Seattle’s Best Coffee (SBC) recently unveiled their new logo and accompanying buzz campaign to lukewarm reviews thus far, which begs the question- is their rebranding campaign necessary? It doesn’t take a detective to decipher what exactly they’re looking to shed–just compare their new landing site with the soon-to-be-old one. A rustic, burgundy tone becomes strikingly red, Anniversary Roast is nowhere to be found and perhaps most telling, “Celebrating 40 Years” has changed to “1970 was a long time ago.” There’s nothing wrong with taking on a modern look, but at the same time the company must realize it runs the risk of jeopardizing its heritage.
SBC currently has a retail and grocery sub-store presence in 20 states and Washington, D.C. Sub-stores can also be found in some J.C. Penney stores, along with more than 400 stores in Borders Bookstores throughout the nation. As it stands, they lack the national-level name cache that some of their coffeehouse brethren carry–even with the positioning at Borders and the recent announcement that Burger King will add SBC to their menu.

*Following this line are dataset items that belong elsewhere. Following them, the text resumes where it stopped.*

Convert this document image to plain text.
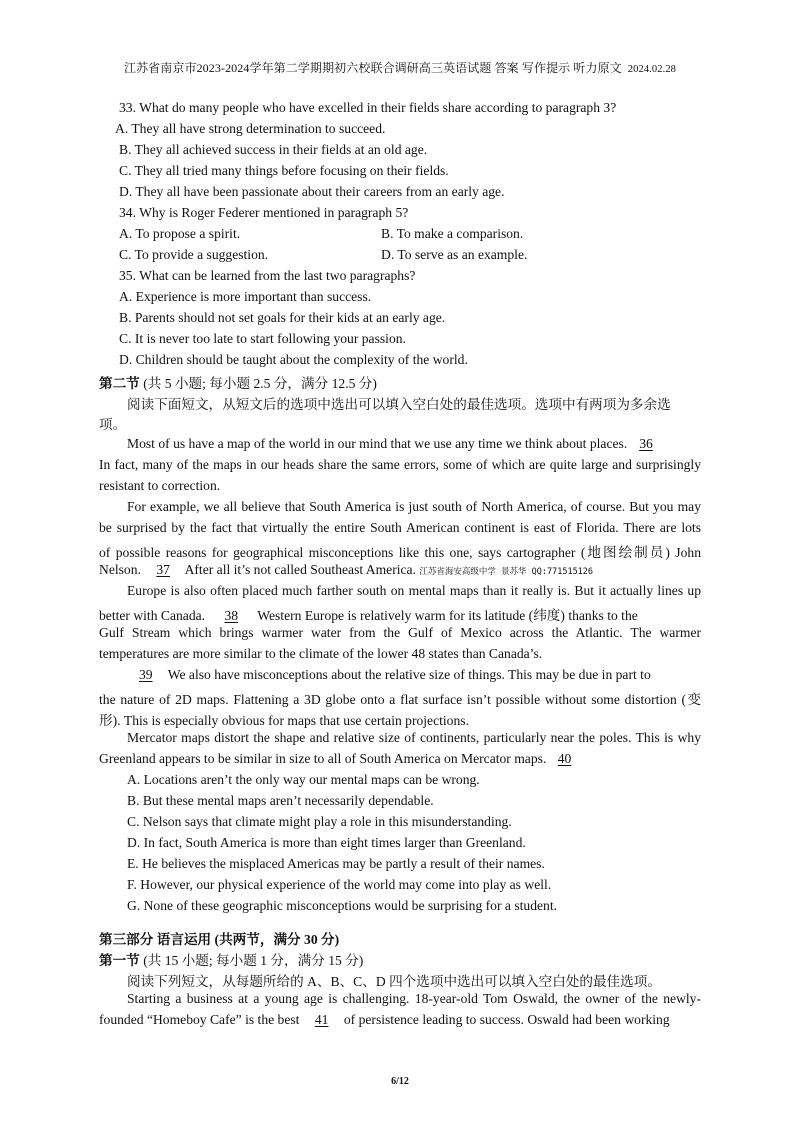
江苏省南京市2023-2024学年第二学期期初六校联合调研高三英语试题 答案 写作提示 听力原文 2024.02.28
33. What do many people who have excelled in their fields share according to paragraph 3?
A. They all have strong determination to succeed.
B. They all achieved success in their fields at an old age.
C. They all tried many things before focusing on their fields.
D. They all have been passionate about their careers from an early age.
34. Why is Roger Federer mentioned in paragraph 5?
A. To propose a spirit.	B. To make a comparison.
C. To provide a suggestion.	D. To serve as an example.
35. What can be learned from the last two paragraphs?
A. Experience is more important than success.
B. Parents should not set goals for their kids at an early age.
C. It is never too late to start following your passion.
D. Children should be taught about the complexity of the world.
第二节 (共 5 小题; 每小题 2.5 分，满分 12.5 分)
阅读下面短文，从短文后的选项中选出可以填入空白处的最佳选项。选项中有两项为多余选
项。
Most of us have a map of the world in our mind that we use any time we think about places. 36
In fact, many of the maps in our heads share the same errors, some of which are quite large and surprisingly
resistant to correction.
For example, we all believe that South America is just south of North America, of course. But you may
be surprised by the fact that virtually the entire South American continent is east of Florida. There are lots
of possible reasons for geographical misconceptions like this one, says cartographer (地图绘制员) John
Nelson. 37 After all it’s not called Southeast America. 江苏省海安高级中学 景苏华 QQ:771515126
Europe is also often placed much farther south on mental maps than it really is. But it actually lines up
better with Canada. 38 Western Europe is relatively warm for its latitude (纬度) thanks to the
Gulf Stream which brings warmer water from the Gulf of Mexico across the Atlantic. The warmer
temperatures are more similar to the climate of the lower 48 states than Canada’s.
39 We also have misconceptions about the relative size of things. This may be due in part to
the nature of 2D maps. Flattening a 3D globe onto a flat surface isn’t possible without some distortion (变
形). This is especially obvious for maps that use certain projections.
Mercator maps distort the shape and relative size of continents, particularly near the poles. This is why
Greenland appears to be similar in size to all of South America on Mercator maps. 40
A. Locations aren’t the only way our mental maps can be wrong.
B. But these mental maps aren’t necessarily dependable.
C. Nelson says that climate might play a role in this misunderstanding.
D. In fact, South America is more than eight times larger than Greenland.
E. He believes the misplaced Americas may be partly a result of their names.
F. However, our physical experience of the world may come into play as well.
G. None of these geographic misconceptions would be surprising for a student.
第三部分 语言运用 (共两节，满分 30 分)
第一节 (共 15 小题; 每小题 1 分，满分 15 分)
阅读下列短文，从每题所给的 A、B、C、D 四个选项中选出可以填入空白处的最佳选项。
Starting a business at a young age is challenging. 18-year-old Tom Oswald, the owner of the newly-
founded “Homeboy Cafe” is the best 41 of persistence leading to success. Oswald had been working
6/12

As they plainly state on their new website, one of the reasons behind the new look is to increase their market reach and perception in the new markets (see: enhanced approachability, accessibility and affordability). As such, the distancing from the vintage look makes sense as they take aim at industry leaders such as McDonald’s and Dunkin’ Donuts through a very clear and concise new brand. However, by not just ditching their old look, but rather obliterating it, they have officially placed themselves in the extreme generic end of the consumer products spectrum.
In assessing the overall effectiveness of the rebranding campaign, the debate over the logo design must be kept separate. In answering the original question at the beginning of this post, we do not agree with their decision. While aspects of their campaign such as the well-produced “relaunching” viral video stand out, on the whole the rebrand appears to be rather confusing. A statement on their website also states that while their dedication to making “premium coffee” will remain unchanged, they needed a refreshed look to show a “simplified approach to great coffee experiences.” The key words to pull from that are “premium” and “simple”, which in Marketese roughly translate to “oil” and “water.” As many companies have found in the past (including SBC’s parent company), traveling along this road means risking the watering-down of its’ premium products—or turning your core consumer base away.